À propos du discours d’ Emmanuella Lambropoulos, candidate libérale dans Saint-Laurent

2017/03/10 | Par Frédéric Lacroix

Ce qui est admirable avec les inconnues du grand public, c’est qu’elles maitrisent encore mal les codes de la langue de bois et révèlent ingénument des vérités que les candidates plus aguerries savent mieux cacher.

Mme Emmanuella Lambropoulos, donc, a tenu son discours de victoire en anglais d’abord. Quand le Devoir lui a demandée d’expliquer la chose, elle a répondu, tout simplement: « Je suis beaucoup plus à l’aise en anglais… Je préfère l’anglais, c’est sûr…la majorité des personnes qui sont venues voter pour moi, ce sont des anglophones….je sais que les gens qui m’ont appuyé, for sure, ce sont des anglophones ».

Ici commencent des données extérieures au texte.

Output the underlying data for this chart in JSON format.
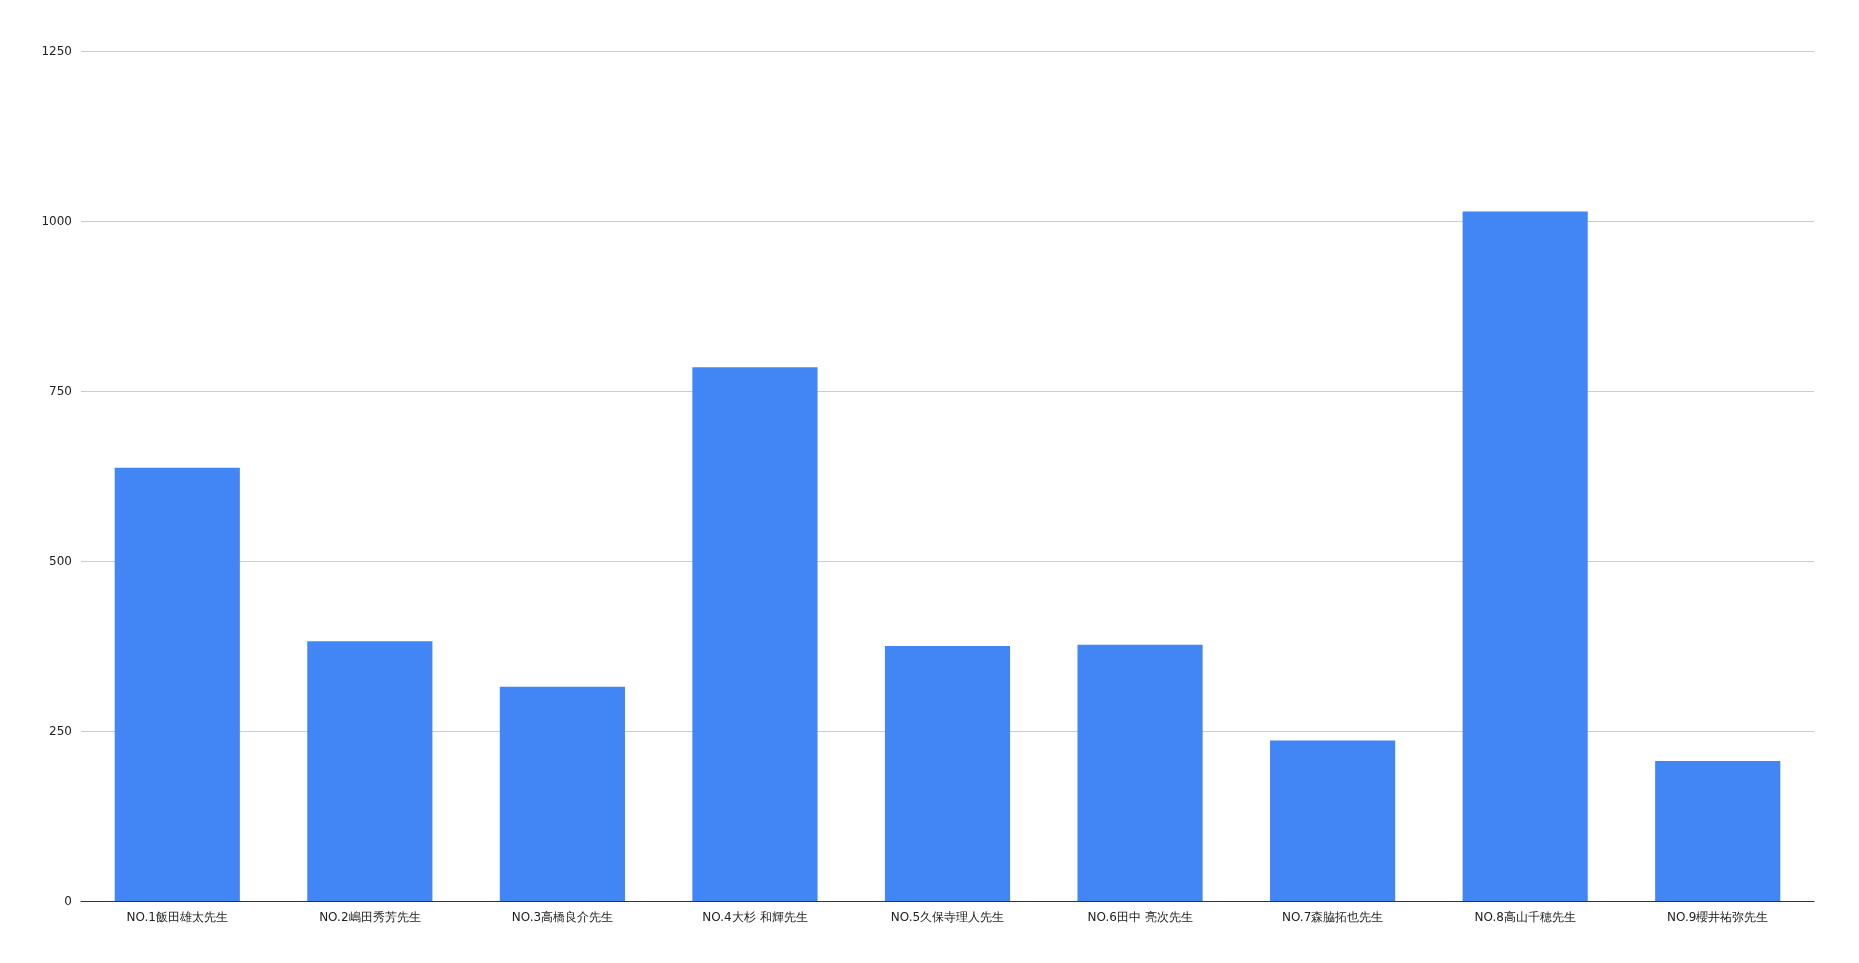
{
  "chart_data": {
    "type": "bar",
    "categories": [
      "NO.1飯田雄太先生",
      "NO.2嶋田秀芳先生",
      "NO.3高橋良介先生",
      "NO.4大杉 和輝先生",
      "NO.5久保寺理人先生",
      "NO.6田中 亮次先生",
      "NO.7森脇拓也先生",
      "NO.8高山千穂先生",
      "NO.9櫻井祐弥先生"
    ],
    "values": [
      637,
      382,
      315,
      785,
      375,
      377,
      236,
      1014,
      206
    ],
    "color": "#4285f4",
    "ylim": [
      0,
      1250
    ],
    "yticks": [
      0,
      250,
      500,
      750,
      1000,
      1250
    ],
    "grid": "y"
  }
}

Comment dire? Tout est là. Le français qui est la « langue commune » au Québec dans les fantasmes des Québécois de « souche » seulement, l’anglais qui est la langue « préférée », la langue qui est le déterminant majeur du vote des « anglophones ». Toute notre situation linguistique nous est jetée en pleine face par cette ravissante personne. Tant de candeur est rafraîchissant!

Mais il y a plus. Mme Lambropoulos a été professeur de …. français à Beaconsfield High School et elle enseigne maintenant les sciences (en français!) à LaurenHill Academy. Oui, oui, cette charmante personne (qui a fait toutes ses études en anglais) enseigne en français. Le concept de « français, langue seconde » est poussé à son paroxysme! Mme Lambropoulos est une candidate parfaite pour le Canada Liberal Party/Parti libéral du Canada.

Ce fait divers constitue une illustration parfaite de l’inanité des politiques linguistiques centrées sur la « connaissance du français ». Rien n’empêche quelqu’un de connaitre le français, mais de préférer l’anglais, bref d’avoir le français comme langue seconde, simple outil de communication, et non socle d’une culture vivante et dynamique. La langue des institutions constitue une matrice qui forme et définit les identités des personnes qui les fréquentent. L’Enquête sur les comportements linguistiques des étudiants du collégial (ECLEC) (http://irfa.ca/site/_pdf/note_irfa_SEPTEMBRE2010A.pdf) avait prouvé que les étudiants qui fréquentent le Cégep anglais avaient une nette tendance à faire de l’anglais leur « langue préférée », même s’ils avaient une bonne connaissance du français (et même si le français était leur langue maternelle dans plusieurs cas!).

La conclusion? Les politiques de « connaissance du français », comme par exemple imposer des examens de français dans les Cégeps anglophones n’auront pas pour résultat de ralentir l’effondrement du français comme langue « préférée » à Montréal.